There's a common pattern in IT. In many cases, it ultimately leads to a new buzzword. It's not complicated. In fact it's fairly obvious. But understanding what you can do with it can help immensely when it comes to pushing change in your organisation.
Agile, DevOps, Microservices, Containerization, whatever the next buzzword is - all of these "revolutions" are really a result of these three steps.
Let's look at a couple of examples to solidify what I'm talking about. I'm simplifying for the purposes of brevity, but consider Agile and Microservices:
- Awareness of slipping timelines, incorrect estimates, project failures.
- Acknowledgement that big, upfront plans never seem to go smoothly, no matter how long you spend on them or how many people are involved. Some things you just can't know until you start.
- Adjustment of how projects are run - you can't plan for the long term, so let's just plan a short distance ahead and iterate.
- Awareness that even small changes can be expensive in a monolithic architecture, and side-effects can be hard to predict.
- Acknowledgement that isolated and decoupled services can make change easier and more predictable.
- Adjustment of how software is put together - small, self-contained components that can be iterated on more quickly.
The same pattern can apply for DevOps:
- Awareness that software in prodduction is the aim, and that there are some obvious bottlenecks that slow things down.
- Acknowledgement that software should be able to help with this - most of what we do is able to be automated!
- Adjustment by removing the bottlenecks using software and scripts, adding surety through automated testing, and reducing the cycle time from idea to production.
So what can I do with this?
I've given a few talks lately on the challenges of implementing DevOps in an organisation where you have little to no control over how the business operates.
In particular, my "Doing DevOps as a Politically Powerless Developer" talk has resonated with a lot of people lately.

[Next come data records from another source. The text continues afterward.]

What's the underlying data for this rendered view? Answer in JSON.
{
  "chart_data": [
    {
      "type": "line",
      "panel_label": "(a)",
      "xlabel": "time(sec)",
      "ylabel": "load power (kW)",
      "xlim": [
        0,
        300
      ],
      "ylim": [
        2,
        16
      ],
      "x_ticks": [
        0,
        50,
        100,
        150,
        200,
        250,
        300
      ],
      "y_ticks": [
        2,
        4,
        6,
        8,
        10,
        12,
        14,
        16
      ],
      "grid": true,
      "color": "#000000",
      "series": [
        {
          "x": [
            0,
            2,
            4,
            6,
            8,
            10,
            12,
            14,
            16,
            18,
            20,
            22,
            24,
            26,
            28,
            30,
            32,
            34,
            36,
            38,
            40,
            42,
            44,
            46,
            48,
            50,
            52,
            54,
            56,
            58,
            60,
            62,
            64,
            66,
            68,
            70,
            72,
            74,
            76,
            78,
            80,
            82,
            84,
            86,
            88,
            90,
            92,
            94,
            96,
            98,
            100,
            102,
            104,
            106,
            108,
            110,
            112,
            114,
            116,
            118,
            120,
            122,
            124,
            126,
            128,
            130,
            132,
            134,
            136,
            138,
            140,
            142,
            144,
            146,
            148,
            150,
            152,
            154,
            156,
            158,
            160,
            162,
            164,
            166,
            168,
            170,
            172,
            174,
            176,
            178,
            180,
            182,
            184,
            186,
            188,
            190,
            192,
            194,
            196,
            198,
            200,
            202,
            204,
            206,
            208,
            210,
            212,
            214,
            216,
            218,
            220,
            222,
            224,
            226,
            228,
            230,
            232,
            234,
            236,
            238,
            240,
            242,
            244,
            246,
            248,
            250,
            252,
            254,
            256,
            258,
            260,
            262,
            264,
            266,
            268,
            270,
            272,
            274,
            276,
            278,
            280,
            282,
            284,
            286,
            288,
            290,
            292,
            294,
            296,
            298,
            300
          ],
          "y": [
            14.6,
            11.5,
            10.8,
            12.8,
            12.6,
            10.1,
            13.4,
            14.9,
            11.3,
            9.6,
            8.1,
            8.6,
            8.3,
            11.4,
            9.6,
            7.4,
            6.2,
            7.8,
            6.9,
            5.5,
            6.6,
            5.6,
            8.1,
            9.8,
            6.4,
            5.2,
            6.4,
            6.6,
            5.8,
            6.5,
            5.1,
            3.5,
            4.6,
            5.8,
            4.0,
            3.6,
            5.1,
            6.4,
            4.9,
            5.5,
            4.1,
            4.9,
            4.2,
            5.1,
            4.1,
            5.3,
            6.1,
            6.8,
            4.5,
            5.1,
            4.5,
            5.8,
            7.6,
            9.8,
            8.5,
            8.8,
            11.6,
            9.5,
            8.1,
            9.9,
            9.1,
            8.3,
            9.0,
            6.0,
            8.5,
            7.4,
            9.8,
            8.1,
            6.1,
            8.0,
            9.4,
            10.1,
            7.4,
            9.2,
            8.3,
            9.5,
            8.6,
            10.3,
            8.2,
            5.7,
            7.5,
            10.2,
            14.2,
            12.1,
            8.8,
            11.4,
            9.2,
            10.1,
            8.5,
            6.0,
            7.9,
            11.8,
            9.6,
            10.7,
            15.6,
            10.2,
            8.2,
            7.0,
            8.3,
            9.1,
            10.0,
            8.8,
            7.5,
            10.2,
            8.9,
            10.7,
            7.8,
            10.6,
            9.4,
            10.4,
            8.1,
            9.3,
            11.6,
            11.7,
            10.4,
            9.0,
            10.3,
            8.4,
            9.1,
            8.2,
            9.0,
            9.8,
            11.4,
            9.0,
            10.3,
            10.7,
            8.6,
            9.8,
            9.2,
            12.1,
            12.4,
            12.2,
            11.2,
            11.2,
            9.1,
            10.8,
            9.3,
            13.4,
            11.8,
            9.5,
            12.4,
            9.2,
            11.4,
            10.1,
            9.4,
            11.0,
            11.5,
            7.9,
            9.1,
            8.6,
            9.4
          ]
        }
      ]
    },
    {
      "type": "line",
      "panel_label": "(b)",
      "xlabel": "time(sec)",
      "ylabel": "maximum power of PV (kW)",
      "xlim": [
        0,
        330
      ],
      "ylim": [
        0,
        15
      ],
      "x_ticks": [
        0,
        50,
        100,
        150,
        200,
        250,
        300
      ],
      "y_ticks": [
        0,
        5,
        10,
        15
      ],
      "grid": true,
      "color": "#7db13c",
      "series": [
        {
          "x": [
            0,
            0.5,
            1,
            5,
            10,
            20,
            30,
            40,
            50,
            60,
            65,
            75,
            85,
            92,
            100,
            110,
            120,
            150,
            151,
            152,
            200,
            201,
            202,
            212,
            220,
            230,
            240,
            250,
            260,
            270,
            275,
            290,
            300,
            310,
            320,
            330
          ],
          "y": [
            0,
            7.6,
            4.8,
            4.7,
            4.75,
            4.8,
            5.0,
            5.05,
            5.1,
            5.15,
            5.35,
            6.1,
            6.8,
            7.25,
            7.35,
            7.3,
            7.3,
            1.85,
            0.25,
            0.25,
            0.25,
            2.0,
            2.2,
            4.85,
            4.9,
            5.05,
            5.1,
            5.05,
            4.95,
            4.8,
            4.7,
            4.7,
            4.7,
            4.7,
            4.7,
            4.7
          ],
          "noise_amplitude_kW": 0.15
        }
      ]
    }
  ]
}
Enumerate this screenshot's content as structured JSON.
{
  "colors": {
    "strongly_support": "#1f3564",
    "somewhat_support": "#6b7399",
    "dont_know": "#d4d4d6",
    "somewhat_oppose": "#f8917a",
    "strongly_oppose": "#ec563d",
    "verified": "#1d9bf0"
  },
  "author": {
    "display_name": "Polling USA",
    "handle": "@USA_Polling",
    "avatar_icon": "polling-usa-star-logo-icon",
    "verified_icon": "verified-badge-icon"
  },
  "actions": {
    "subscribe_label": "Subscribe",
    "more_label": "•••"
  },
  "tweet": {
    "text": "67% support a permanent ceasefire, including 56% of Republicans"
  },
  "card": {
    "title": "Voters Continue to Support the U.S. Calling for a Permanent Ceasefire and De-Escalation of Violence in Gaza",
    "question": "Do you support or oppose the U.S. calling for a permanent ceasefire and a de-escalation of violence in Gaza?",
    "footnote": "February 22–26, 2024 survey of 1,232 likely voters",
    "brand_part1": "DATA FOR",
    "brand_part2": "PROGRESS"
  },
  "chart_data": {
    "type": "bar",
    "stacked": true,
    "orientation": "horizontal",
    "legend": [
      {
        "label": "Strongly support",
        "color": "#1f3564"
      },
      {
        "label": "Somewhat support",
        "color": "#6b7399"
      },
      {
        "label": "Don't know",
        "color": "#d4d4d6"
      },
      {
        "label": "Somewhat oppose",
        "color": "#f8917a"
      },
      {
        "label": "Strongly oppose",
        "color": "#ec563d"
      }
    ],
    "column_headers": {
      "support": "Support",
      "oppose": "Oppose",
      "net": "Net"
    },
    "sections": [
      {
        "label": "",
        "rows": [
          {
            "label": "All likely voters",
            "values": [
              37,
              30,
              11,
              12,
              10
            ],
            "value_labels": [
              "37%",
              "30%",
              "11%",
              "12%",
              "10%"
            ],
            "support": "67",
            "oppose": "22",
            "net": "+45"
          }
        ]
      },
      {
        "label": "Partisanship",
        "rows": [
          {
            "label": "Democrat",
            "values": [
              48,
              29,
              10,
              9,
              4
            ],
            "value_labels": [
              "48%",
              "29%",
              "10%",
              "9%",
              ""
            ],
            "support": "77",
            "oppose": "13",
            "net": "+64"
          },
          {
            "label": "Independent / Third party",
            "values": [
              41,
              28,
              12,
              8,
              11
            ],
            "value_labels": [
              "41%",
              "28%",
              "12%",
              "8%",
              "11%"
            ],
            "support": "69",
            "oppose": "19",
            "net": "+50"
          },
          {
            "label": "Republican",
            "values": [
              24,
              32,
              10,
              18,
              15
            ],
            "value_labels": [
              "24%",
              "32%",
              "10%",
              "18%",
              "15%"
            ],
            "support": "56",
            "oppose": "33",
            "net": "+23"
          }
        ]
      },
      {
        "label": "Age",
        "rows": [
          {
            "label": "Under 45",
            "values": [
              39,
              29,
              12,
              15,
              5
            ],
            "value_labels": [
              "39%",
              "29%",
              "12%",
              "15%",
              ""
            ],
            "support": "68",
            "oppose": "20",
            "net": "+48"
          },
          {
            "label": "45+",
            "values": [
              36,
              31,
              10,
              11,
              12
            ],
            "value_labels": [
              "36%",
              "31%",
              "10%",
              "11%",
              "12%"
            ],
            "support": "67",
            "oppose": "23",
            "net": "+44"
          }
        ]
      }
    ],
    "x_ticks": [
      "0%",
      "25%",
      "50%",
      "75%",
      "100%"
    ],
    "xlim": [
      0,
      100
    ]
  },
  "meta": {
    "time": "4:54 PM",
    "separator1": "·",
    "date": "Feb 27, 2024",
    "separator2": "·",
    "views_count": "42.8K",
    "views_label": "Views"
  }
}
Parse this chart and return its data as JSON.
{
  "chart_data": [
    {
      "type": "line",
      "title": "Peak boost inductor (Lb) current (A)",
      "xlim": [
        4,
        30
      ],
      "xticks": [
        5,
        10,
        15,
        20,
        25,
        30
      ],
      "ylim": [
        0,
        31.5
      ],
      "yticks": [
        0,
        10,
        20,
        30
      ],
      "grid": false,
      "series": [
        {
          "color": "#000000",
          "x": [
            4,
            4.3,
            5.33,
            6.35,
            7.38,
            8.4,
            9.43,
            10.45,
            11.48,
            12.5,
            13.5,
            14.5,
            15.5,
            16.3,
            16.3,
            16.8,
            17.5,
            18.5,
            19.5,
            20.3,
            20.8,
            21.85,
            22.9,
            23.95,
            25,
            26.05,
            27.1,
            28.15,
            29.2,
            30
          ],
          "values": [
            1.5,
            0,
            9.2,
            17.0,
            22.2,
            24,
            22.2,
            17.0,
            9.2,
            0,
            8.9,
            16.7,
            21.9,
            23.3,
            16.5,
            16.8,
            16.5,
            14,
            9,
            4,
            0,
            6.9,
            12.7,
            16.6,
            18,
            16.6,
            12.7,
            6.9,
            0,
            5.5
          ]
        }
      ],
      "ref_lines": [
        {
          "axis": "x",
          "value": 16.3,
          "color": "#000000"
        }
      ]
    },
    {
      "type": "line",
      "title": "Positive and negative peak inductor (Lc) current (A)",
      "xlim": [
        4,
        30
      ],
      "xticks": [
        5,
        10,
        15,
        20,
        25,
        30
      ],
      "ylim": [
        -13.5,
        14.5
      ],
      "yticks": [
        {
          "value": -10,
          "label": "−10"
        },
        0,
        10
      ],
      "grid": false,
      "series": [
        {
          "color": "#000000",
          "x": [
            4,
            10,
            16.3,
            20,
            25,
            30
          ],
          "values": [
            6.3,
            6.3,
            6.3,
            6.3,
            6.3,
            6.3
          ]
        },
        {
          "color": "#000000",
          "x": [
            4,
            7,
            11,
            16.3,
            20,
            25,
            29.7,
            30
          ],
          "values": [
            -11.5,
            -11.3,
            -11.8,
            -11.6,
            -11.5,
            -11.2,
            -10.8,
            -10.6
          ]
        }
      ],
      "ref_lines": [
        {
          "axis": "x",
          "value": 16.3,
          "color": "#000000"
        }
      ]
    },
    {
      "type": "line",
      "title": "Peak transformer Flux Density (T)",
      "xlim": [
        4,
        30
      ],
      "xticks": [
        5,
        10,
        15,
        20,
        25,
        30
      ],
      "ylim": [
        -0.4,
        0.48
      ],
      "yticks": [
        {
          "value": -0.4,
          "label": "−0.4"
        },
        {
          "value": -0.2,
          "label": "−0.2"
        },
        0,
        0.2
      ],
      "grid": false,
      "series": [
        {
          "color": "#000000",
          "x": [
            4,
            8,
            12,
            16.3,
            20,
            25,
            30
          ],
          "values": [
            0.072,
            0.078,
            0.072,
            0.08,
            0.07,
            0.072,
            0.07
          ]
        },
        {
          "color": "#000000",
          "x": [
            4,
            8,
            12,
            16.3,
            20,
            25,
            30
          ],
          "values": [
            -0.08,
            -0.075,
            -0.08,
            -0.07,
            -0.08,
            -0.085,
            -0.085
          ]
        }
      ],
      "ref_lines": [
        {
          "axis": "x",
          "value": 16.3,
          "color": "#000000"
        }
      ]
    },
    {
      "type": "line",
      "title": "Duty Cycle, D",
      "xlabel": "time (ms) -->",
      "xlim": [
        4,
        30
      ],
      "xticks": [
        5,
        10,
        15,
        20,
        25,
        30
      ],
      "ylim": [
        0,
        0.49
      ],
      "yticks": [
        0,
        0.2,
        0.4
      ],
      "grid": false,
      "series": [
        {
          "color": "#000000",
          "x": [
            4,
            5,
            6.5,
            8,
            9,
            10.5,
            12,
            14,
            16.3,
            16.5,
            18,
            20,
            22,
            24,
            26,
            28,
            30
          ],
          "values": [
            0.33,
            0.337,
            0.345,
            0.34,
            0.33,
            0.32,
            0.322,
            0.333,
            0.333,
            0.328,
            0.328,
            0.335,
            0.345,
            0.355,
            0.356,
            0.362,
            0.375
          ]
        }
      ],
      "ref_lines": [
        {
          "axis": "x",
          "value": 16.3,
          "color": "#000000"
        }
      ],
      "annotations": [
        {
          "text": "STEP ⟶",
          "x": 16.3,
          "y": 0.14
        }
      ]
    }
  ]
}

As a "politically powerless developer" in an organisation, it can be difficult to instigate change, even when you know it's the right thing to do. In short, you probably don't have the power to implement the Adjustment part of this pattern.
But you can definitely affect Awareness. It's easy - start measuring.
Measure how long it takes for a change you commit to make it to production. What happens in that time? Is there a lot of waiting?
Measure how long it takes for a user-reported issue to get to your backlog. Add some production monitoring, and measure how much time is saved by learning about issues first-hand. How much time did you save?
Measure the time it takes to write tests, and compare that to the time you take fixing bugs for code that doesn't have tests around it. Can you prove that writing tests is beneficial overall?
Once you have information, you can give it to your boss or pass it up the chain. You've already acknowledged there's a better way, so you'll be ready with solutions once management acknowledges there's a problem!
To really instigate change and adjust how your organisation delivers software, there needs to be an acknowledgement that there's a problem. That won't happen unless there's awareness.
If you're having trouble pushing change, focus on awareness first.